The management of lung cancer, which in many cases is a deadly disease, is likely to change in the near future as the field adopts new strategies for diagnosis and treatment. A more fine-grained and stepwise approach to screening, and pharmaceutical and surgical innovations could help to fight the disease.
Low dose CT (LDCT) screening could, via earlier detection, provide an advantage over traditional chest X-rays and thus help reduce mortality. One drawback, however, concerns false positive results. These occur when “suspicious” nodules are detected in a patient’s lung, but he or she does not have lung cancer and instead the nodule is benign. In the National Lung Screening Trial (NLST), which enrolled about 53,000 heavy smokers in the U.S., over 96 percent of the positive LDCT screening results were actually false positives. These types of results require subsequent workup, for example through further CT or PET scans and biopsies. This causes additional costs and can be a substantial psychological burden for patients.

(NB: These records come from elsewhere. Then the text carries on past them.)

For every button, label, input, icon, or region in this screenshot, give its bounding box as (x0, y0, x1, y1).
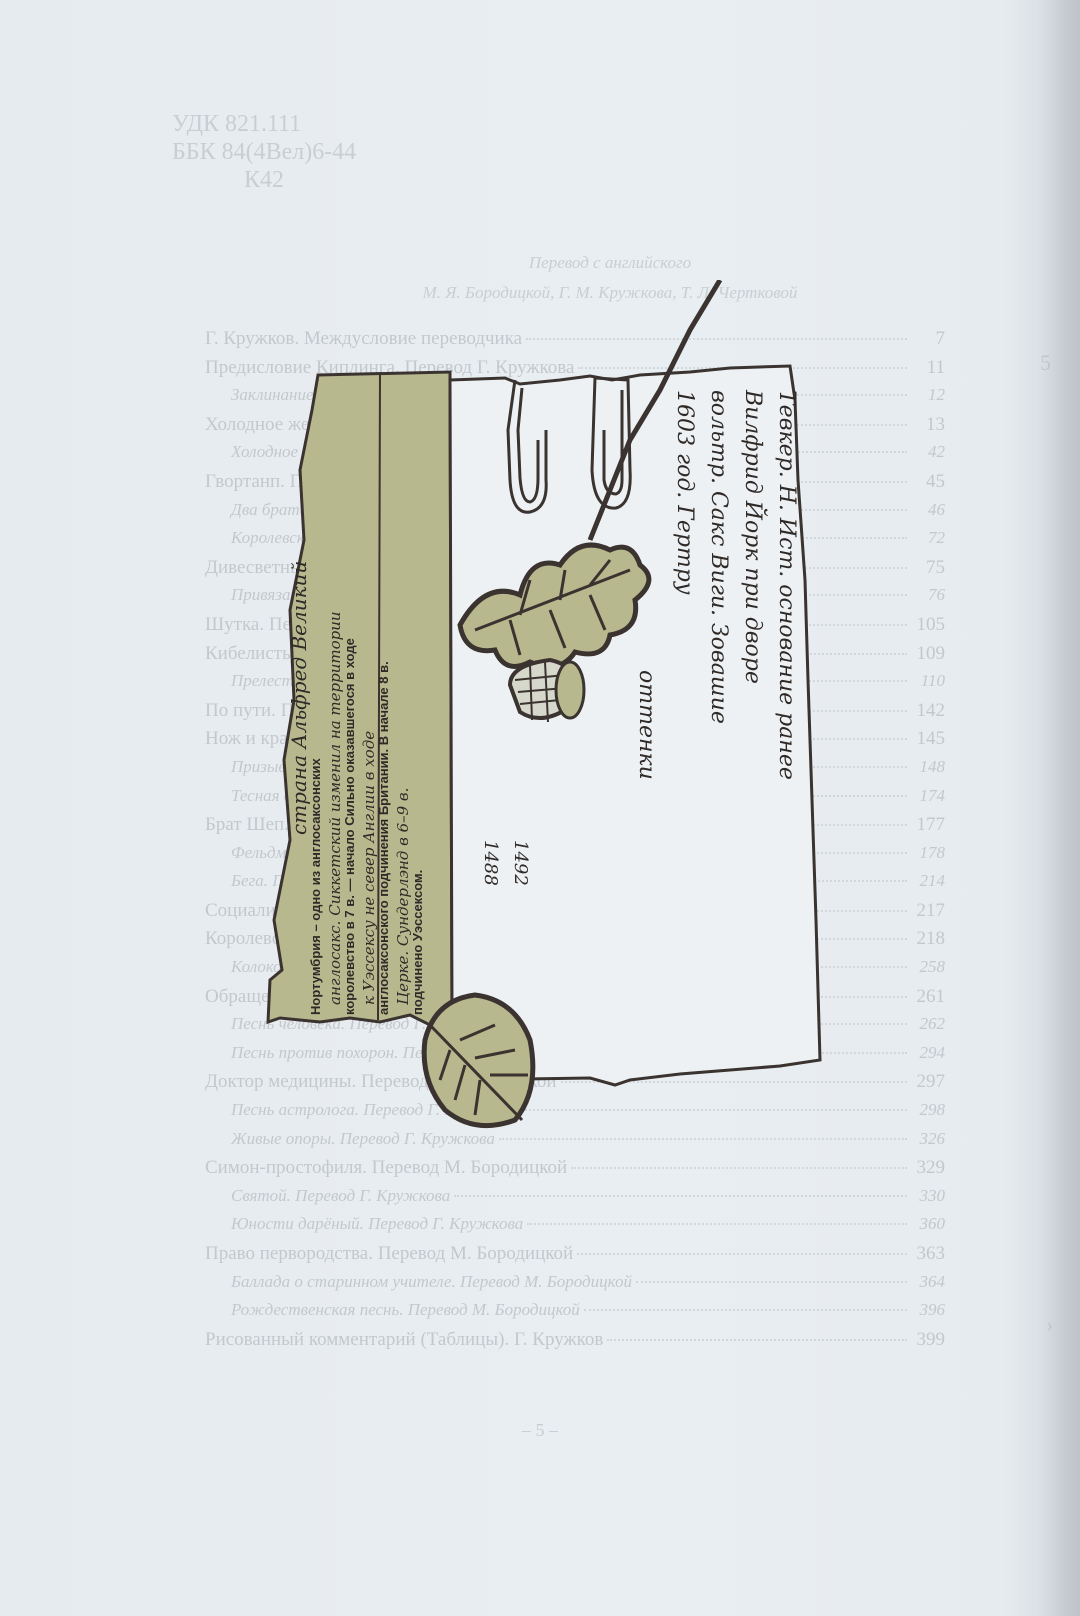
toc-entry-page: 110 (911, 671, 945, 691)
letter-line-4: 1603 год. Гертру (672, 390, 697, 595)
toc-entry-page: 177 (911, 814, 945, 836)
toc-entry-title: Рисованный комментарий (Таблицы). Г. Кру… (205, 1329, 603, 1351)
toc-entry-page: 72 (911, 528, 945, 548)
toc-entry-page: 148 (911, 757, 945, 777)
ghost-author-code: К42 (172, 166, 356, 194)
toc-entry-page: 326 (911, 1129, 945, 1149)
toc-entry: Право первородства. Перевод М. Бородицко… (205, 1243, 945, 1272)
toc-entry: Юности дарёный. Перевод Г. Кружкова360 (205, 1214, 945, 1243)
toc-entry-page: 145 (911, 728, 945, 750)
toc-entry-title: Рождественская песнь. Перевод М. Бородиц… (231, 1300, 580, 1320)
toc-entry-title: Юности дарёный. Перевод Г. Кружкова (231, 1214, 523, 1234)
strip-hand-line-1: страна Альфред Великий (287, 561, 311, 835)
strip-hand-line-2: англосакс. Сиккетский изменил на террито… (326, 611, 344, 1005)
toc-entry-page: 11 (911, 357, 945, 379)
toc-leader-dots (454, 1195, 907, 1197)
toc-entry-page: 174 (911, 786, 945, 806)
toc-entry-page: 329 (911, 1157, 945, 1179)
ghost-bbk: ББК 84(4Вел)6-44 (172, 138, 356, 166)
toc-entry-page: 7 (911, 328, 945, 350)
toc-entry-page: 261 (911, 986, 945, 1008)
toc-entry-page: 399 (911, 1329, 945, 1351)
letter-illustration: Нортумбрия – одно из англосаксонских кор… (260, 280, 840, 1140)
toc-leader-dots (584, 1309, 907, 1311)
strip-hand-line-3: к Уэссексу не север Англии в ходе (360, 731, 378, 1005)
toc-entry-page: 396 (911, 1300, 945, 1320)
toc-entry-page: 75 (911, 557, 945, 579)
toc-entry: Баллада о старинном учителе. Перевод М. … (205, 1272, 945, 1301)
toc-entry-page: 42 (911, 442, 945, 462)
toc-entry: Святой. Перевод Г. Кружкова330 (205, 1186, 945, 1215)
toc-entry-page: 178 (911, 843, 945, 863)
toc-entry-title: Баллада о старинном учителе. Перевод М. … (231, 1272, 632, 1292)
acorn (510, 660, 584, 722)
letter-line-5: оттенки (634, 670, 659, 780)
toc-entry-page: 142 (911, 700, 945, 722)
toc-entry-page: 46 (911, 500, 945, 520)
toc-leader-dots (607, 1339, 907, 1341)
toc-entry-title: Симон-простофиля. Перевод М. Бородицкой (205, 1157, 567, 1179)
toc-entry-page: 105 (911, 614, 945, 636)
toc-entry-page: 12 (911, 385, 945, 405)
olive-paper-strip: Нортумбрия – одно из англосаксонских кор… (268, 372, 452, 1025)
toc-entry-page: 364 (911, 1272, 945, 1292)
toc-entry-page: 298 (911, 1100, 945, 1120)
toc-entry: Симон-простофиля. Перевод М. Бородицкой3… (205, 1157, 945, 1186)
letter-note-2: 1492 (510, 840, 531, 886)
toc-entry: Рождественская песнь. Перевод М. Бородиц… (205, 1300, 945, 1329)
letter-line-3: вольтр. Сакс Виги. Зовашие (706, 390, 731, 724)
letter-line-2: Вилфрид Йорк при дворе (740, 389, 768, 684)
toc-leader-dots (571, 1167, 907, 1169)
page-number: – 5 – (0, 1420, 1080, 1441)
toc-entry-page: 109 (911, 643, 945, 665)
toc-entry-page: 258 (911, 957, 945, 977)
letter-sheet: Тевкер. Н. Ист. основание ранее Вилфрид … (450, 366, 820, 1085)
toc-entry-page: 217 (911, 900, 945, 922)
ghost-udk: УДК 821.111 (172, 110, 356, 138)
strip-typed-line-3: англосаксонского подчинения Британии. В … (376, 661, 391, 1015)
toc-entry-page: 294 (911, 1043, 945, 1063)
ghost-credits-line1: Перевод с английского (310, 248, 910, 278)
ghost-catalog-header: УДК 821.111 ББК 84(4Вел)6-44 К42 (172, 110, 356, 194)
toc-entry: Рисованный комментарий (Таблицы). Г. Кру… (205, 1329, 945, 1358)
strip-typed-line-4: подчинено Уэссексом. (410, 870, 425, 1015)
toc-entry-page: 360 (911, 1214, 945, 1234)
toc-entry-page: 218 (911, 928, 945, 950)
toc-leader-dots (577, 1253, 907, 1255)
toc-entry-page: 262 (911, 1014, 945, 1034)
letter-line-1: Тевкер. Н. Ист. основание ранее (774, 390, 799, 780)
scanned-page: УДК 821.111 ББК 84(4Вел)6-44 К42 Перевод… (0, 0, 1080, 1616)
toc-entry-page: 76 (911, 585, 945, 605)
toc-entry-page: 13 (911, 414, 945, 436)
toc-leader-dots (636, 1281, 907, 1283)
strip-typed-line-2: королевство в 7 в. — начало Сильно оказа… (342, 638, 357, 1015)
strip-hand-line-4: Церке. Сундерлэнд в 6–9 в. (394, 788, 412, 1005)
page-edge-shadow (1040, 0, 1080, 1616)
toc-entry-page: 45 (911, 471, 945, 493)
toc-entry-page: 330 (911, 1186, 945, 1206)
letter-note-1: 1488 (480, 840, 501, 886)
bottom-leaf (424, 995, 533, 1126)
toc-entry-title: Право первородства. Перевод М. Бородицко… (205, 1243, 573, 1265)
toc-entry-title: Святой. Перевод Г. Кружкова (231, 1186, 450, 1206)
toc-entry-page: 297 (911, 1071, 945, 1093)
toc-entry-page: 363 (911, 1243, 945, 1265)
toc-leader-dots (527, 1223, 907, 1225)
toc-entry-page: 214 (911, 871, 945, 891)
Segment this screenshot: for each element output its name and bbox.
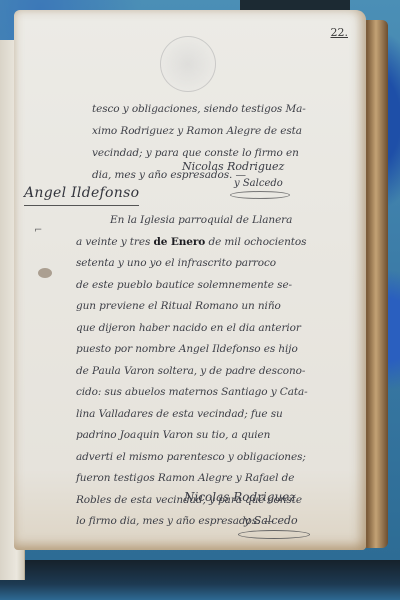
text-line: padrino Joaquin Varon su tio, a quien: [76, 425, 308, 447]
text-line: setenta y uno yo el infrascrito parroco: [76, 253, 308, 275]
text-line: adverti el mismo parentesco y obligacion…: [76, 447, 308, 469]
signature-flourish-icon: [230, 191, 290, 199]
text-line: que dijeron haber nacido en el dia anter…: [76, 318, 308, 340]
signature-name: Nicolas Rodriguez: [184, 490, 296, 504]
text-fragment: de mil ochocientos: [205, 236, 306, 248]
text-fragment: a veinte y tres: [76, 236, 153, 248]
margin-mark: ⌐: [34, 225, 42, 236]
page-number: 22.: [331, 26, 349, 39]
entry-margin-name: Angel Ildefonso: [24, 185, 139, 206]
table-shadow: [0, 560, 400, 600]
signature-subline: y Salcedo: [244, 514, 298, 527]
text-line: lina Valladares de esta vecindad; fue su: [76, 404, 308, 426]
text-line: gun previene el Ritual Romano un niño: [76, 296, 308, 318]
register-page: 22. tesco y obligaciones, siendo testigo…: [14, 10, 366, 550]
text-line: ximo Rodriguez y Ramon Alegre de esta: [92, 120, 306, 142]
signature-name: Nicolas Rodriguez: [182, 160, 284, 173]
text-line: puesto por nombre Angel Ildefonso es hij…: [76, 339, 308, 361]
text-line: de Paula Varon soltera, y de padre desco…: [76, 361, 308, 383]
text-line: a veinte y tres de Enero de mil ochocien…: [76, 232, 308, 254]
ink-stain: [38, 268, 52, 278]
signature-flourish-icon: [238, 530, 310, 539]
text-line: de este pueblo bautice solemnemente se-: [76, 275, 308, 297]
highlighted-date: de Enero: [153, 236, 205, 248]
text-line: En la Iglesia parroquial de Llanera: [76, 210, 308, 232]
text-line: tesco y obligaciones, siendo testigos Ma…: [92, 98, 306, 120]
baptism-entry-body: En la Iglesia parroquial de Llanera a ve…: [76, 210, 308, 533]
text-line: cido: sus abuelos maternos Santiago y Ca…: [76, 382, 308, 404]
signature-subline: y Salcedo: [234, 178, 283, 189]
text-line: fueron testigos Ramon Alegre y Rafael de: [76, 468, 308, 490]
embossed-seal-icon: [160, 36, 216, 92]
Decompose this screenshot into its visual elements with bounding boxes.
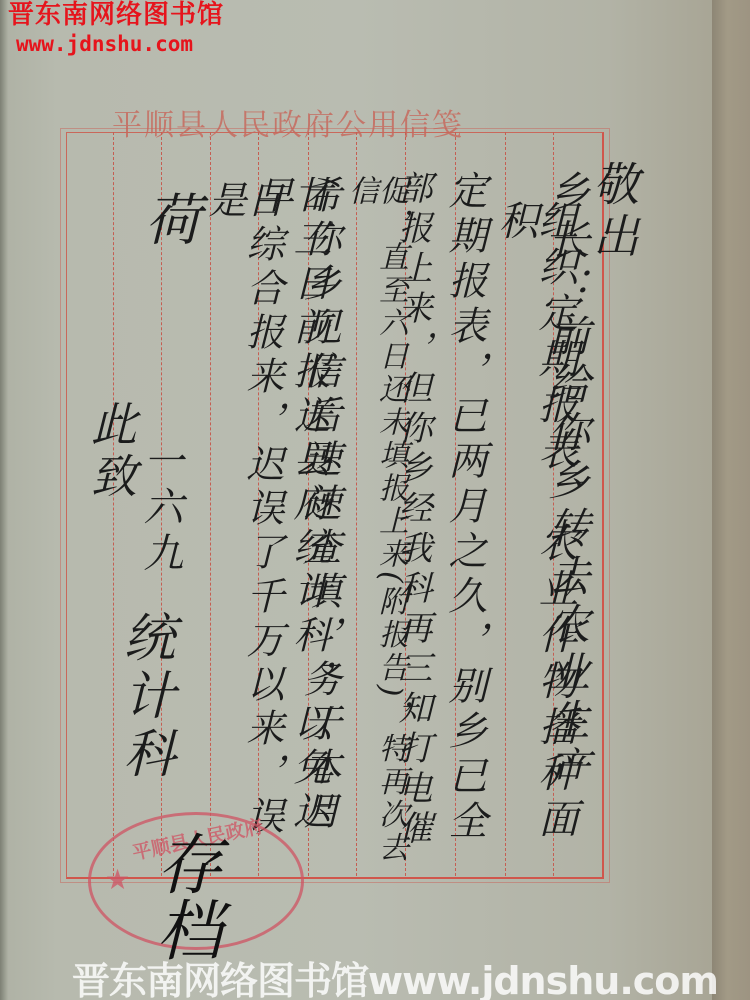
handwriting-column: 日综合报来，迟误了千万以来，误是 (205, 180, 281, 860)
underlying-page-edge (712, 0, 750, 1000)
watermark-site-name: 晋东南网络图书馆 (8, 2, 224, 28)
watermark-top: 晋东南网络图书馆 www.jdnshu.com (8, 2, 224, 55)
star-icon: ★ (105, 863, 130, 896)
handwriting-date: 一六九 (140, 440, 180, 578)
handwriting-column: 敬出 (590, 160, 636, 264)
handwriting-closing-he: 荷 (140, 190, 196, 252)
handwriting-column: 促，直至六日还未填报上来(附报告)，特再次去信 (345, 175, 405, 865)
handwriting-sender: 统计科 (118, 610, 170, 784)
paper-left-shadow (0, 0, 8, 1000)
handwriting-column: 定期报表，已两月之久，别乡已全 (445, 170, 484, 850)
handwritten-signature: 存档 (150, 830, 216, 962)
handwriting-cizhi: 此致 (88, 400, 134, 504)
watermark-site-url: www.jdnshu.com (8, 34, 224, 55)
handwriting-column: 组织定期报表、农业作物播种面积 (495, 200, 575, 880)
watermark-bottom: 晋东南网络图书馆www.jdnshu.com (72, 950, 718, 1000)
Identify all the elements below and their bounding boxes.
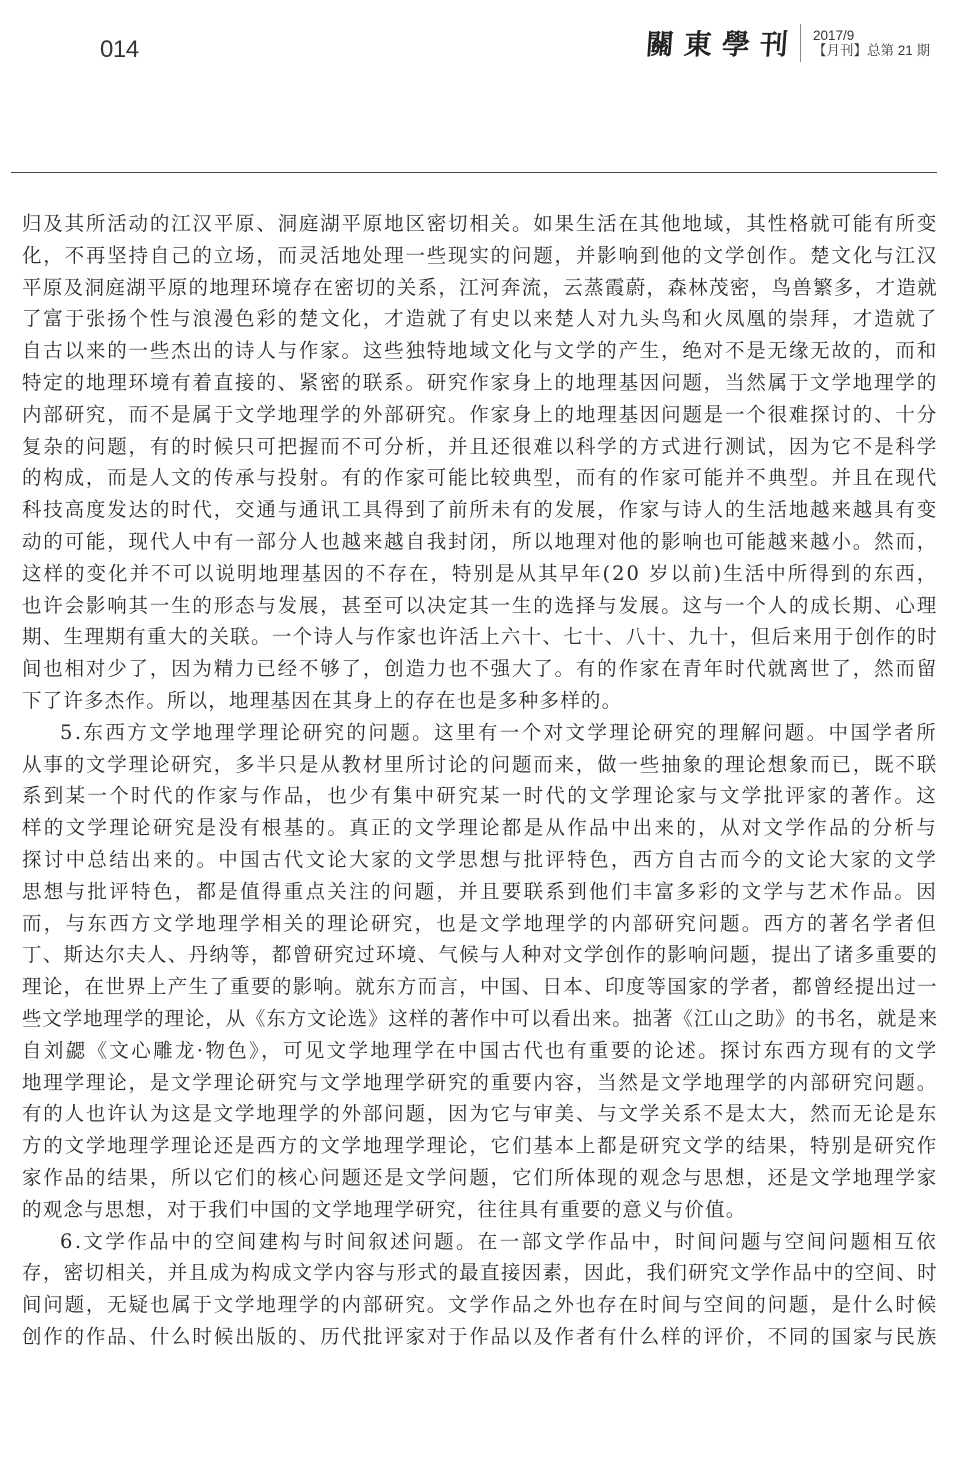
text-line: 样的文学理论研究是没有根基的。真正的文学理论都是从作品中出来的，从对文学作品的分… xyxy=(22,812,938,844)
section-heading-line: 6.文学作品中的空间建构与时间叙述问题。在一部文学作品中，时间问题与空间问题相互… xyxy=(22,1226,938,1258)
masthead: 關東學刊 2017/9 【月刊】总第 21 期 xyxy=(646,20,930,66)
text-line: 也许会影响其一生的形态与发展，甚至可以决定其一生的选择与发展。这与一个人的成长期… xyxy=(22,590,938,622)
text-line: 这样的变化并不可以说明地理基因的不存在，特别是从其早年(20 岁以前)生活中所得… xyxy=(22,558,938,590)
issue-label: 【月刊】总第 21 期 xyxy=(813,43,930,58)
article-body: 归及其所活动的江汉平原、洞庭湖平原地区密切相关。如果生活在其他地域，其性格就可能… xyxy=(22,208,938,1353)
text-line: 的观念与思想，对于我们中国的文学地理学研究，往往具有重要的意义与价值。 xyxy=(22,1194,938,1226)
text-line: 系到某一个时代的作家与作品，也少有集中研究某一时代的文学理论家与文学批评家的著作… xyxy=(22,780,938,812)
text-line: 创作的作品、什么时候出版的、历代批评家对于作品以及作者有什么样的评价，不同的国家… xyxy=(22,1321,938,1353)
text-line: 存，密切相关，并且成为构成文学内容与形式的最直接因素，因此，我们研究文学作品中的… xyxy=(22,1257,938,1289)
text-line: 化，不再坚持自己的立场，而灵活地处理一些现实的问题，并影响到他的文学创作。楚文化… xyxy=(22,240,938,272)
text-line: 了富于张扬个性与浪漫色彩的楚文化，才造就了有史以来楚人对九头鸟和火凤凰的崇拜，才… xyxy=(22,303,938,335)
text-line: 思想与批评特色，都是值得重点关注的问题，并且要联系到他们丰富多彩的文学与艺术作品… xyxy=(22,876,938,908)
text-line: 地理学理论，是文学理论研究与文学地理学研究的重要内容，当然是文学地理学的内部研究… xyxy=(22,1067,938,1099)
text-line: 科技高度发达的时代，交通与通讯工具得到了前所未有的发展，作家与诗人的生活地越来越… xyxy=(22,494,938,526)
text-line: 间问题，无疑也属于文学地理学的内部研究。文学作品之外也存在时间与空间的问题，是什… xyxy=(22,1289,938,1321)
text-line: 动的可能，现代人中有一部分人也越来越自我封闭，所以地理对他的影响也可能越来越小。… xyxy=(22,526,938,558)
journal-logo: 關東學刊 xyxy=(645,23,800,63)
text-line: 自古以来的一些杰出的诗人与作家。这些独特地域文化与文学的产生，绝对不是无缘无故的… xyxy=(22,335,938,367)
text-line: 家作品的结果，所以它们的核心问题还是文学问题，它们所体现的观念与思想，还是文学地… xyxy=(22,1162,938,1194)
text-line: 期、生理期有重大的关联。一个诗人与作家也许活上六十、七十、八十、九十，但后来用于… xyxy=(22,621,938,653)
text-line: 间也相对少了，因为精力已经不够了，创造力也不强大了。有的作家在青年时代就离世了，… xyxy=(22,653,938,685)
section-heading-line: 5.东西方文学地理学理论研究的问题。这里有一个对文学理论研究的理解问题。中国学者… xyxy=(22,717,938,749)
text-line: 平原及洞庭湖平原的地理环境存在密切的关系，江河奔流，云蒸霞蔚，森林茂密，鸟兽繁多… xyxy=(22,272,938,304)
text-line: 特定的地理环境有着直接的、紧密的联系。研究作家身上的地理基因问题，当然属于文学地… xyxy=(22,367,938,399)
text-line: 有的人也许认为这是文学地理学的外部问题，因为它与审美、与文学关系不是太大，然而无… xyxy=(22,1098,938,1130)
issue-date: 2017/9 xyxy=(813,28,930,43)
header-rule xyxy=(11,172,937,173)
text-line: 而，与东西方文学地理学相关的理论研究，也是文学地理学的内部研究问题。西方的著名学… xyxy=(22,908,938,940)
text-line: 从事的文学理论研究，多半只是从教材里所讨论的问题而来，做一些抽象的理论想象而已，… xyxy=(22,749,938,781)
text-line: 归及其所活动的江汉平原、洞庭湖平原地区密切相关。如果生活在其他地域，其性格就可能… xyxy=(22,208,938,240)
masthead-divider xyxy=(800,24,801,62)
text-line: 丁、斯达尔夫人、丹纳等，都曾研究过环境、气候与人种对文学创作的影响问题，提出了诸… xyxy=(22,939,938,971)
text-line: 的构成，而是人文的传承与投射。有的作家可能比较典型，而有的作家可能并不典型。并且… xyxy=(22,462,938,494)
text-line: 自刘勰《文心雕龙·物色》，可见文学地理学在中国古代也有重要的论述。探讨东西方现有… xyxy=(22,1035,938,1067)
page-number: 014 xyxy=(100,36,139,64)
text-line: 方的文学地理学理论还是西方的文学地理学理论，它们基本上都是研究文学的结果，特别是… xyxy=(22,1130,938,1162)
issue-info: 2017/9 【月刊】总第 21 期 xyxy=(813,28,930,58)
text-line: 探讨中总结出来的。中国古代文论大家的文学思想与批评特色，西方自古而今的文论大家的… xyxy=(22,844,938,876)
text-line: 理论，在世界上产生了重要的影响。就东方而言，中国、日本、印度等国家的学者，都曾经… xyxy=(22,971,938,1003)
text-line: 些文学地理学的理论，从《东方文论选》这样的著作中可以看出来。拙著《江山之助》的书… xyxy=(22,1003,938,1035)
text-line: 内部研究，而不是属于文学地理学的外部研究。作家身上的地理基因问题是一个很难探讨的… xyxy=(22,399,938,431)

New criteria for interpreting screening results, however, might alleviate the problem. Since the NLST, U.S. organizations like the American College of Radiology (ACR) have explained in great detail how to determine if a nodule should be considered positive and thus in need of further investigation.1 “Previously, a nodule had to be 4 mm in diameter, but other studies suggest we can safely raise the threshold size without compromising the sensitivity of LDCT screening,” explains Denise Aberle of UCLA Medical Center in Los Angeles, who was one of the principle investigators on the NLST. A higher nodule threshold size would likely decrease false positives and might result in fewer downstream costs.
In addition, new screening tools such as genetic sequencing and breath tests for cancer metabolites are on the horizon and could further improve screening accuracy in individual patients. For example, advances in sensor technologies and breath collection methods are paving the way for breath tests that could separate patients with lung cancer from those without. The metabolism of people with lung cancer is different to that of healthy people and this is reflected in the chemical signature of their breath. Thus, the tests could become one of the first steps taken to identify patients at risk.2 Several breath-test prototypes are being developed by companies around the world.
Another future method for detecting lung cancer might be blood tests for genetic sequencing. While much remains to be elucidated within the area of genomic profiling and disease, researchers have recently identified the most common genetic mutations associated with lung cancer subtypes.3 CT scans could be used to verify positive results from such tests in individual patients. Conversely, these tests could be used to reduce false positive rates from screening CT scans. Other diagnostic tools, such as detecting lung cancer using biomarkers circulating in the blood, are at earlier stages of research and development.4
Meanwhile, treatment possibilities are also improving. Positive results from immunotherapy clinical trials were reported earlier this year.5 As the field of personalized medicine expands, it may be possible to better match patients to targeted therapies designed for subgroups of cancer. Surgical techniques are developing, too. For example, there are ongoing endeavors to establish improved image-guided minimally invasive procedures for removing cancerous tissue through small chest incisions in the early stages of lung cancer.6 Such innovative approaches may be what is needed to increase patients’ survival and improve their quality of life.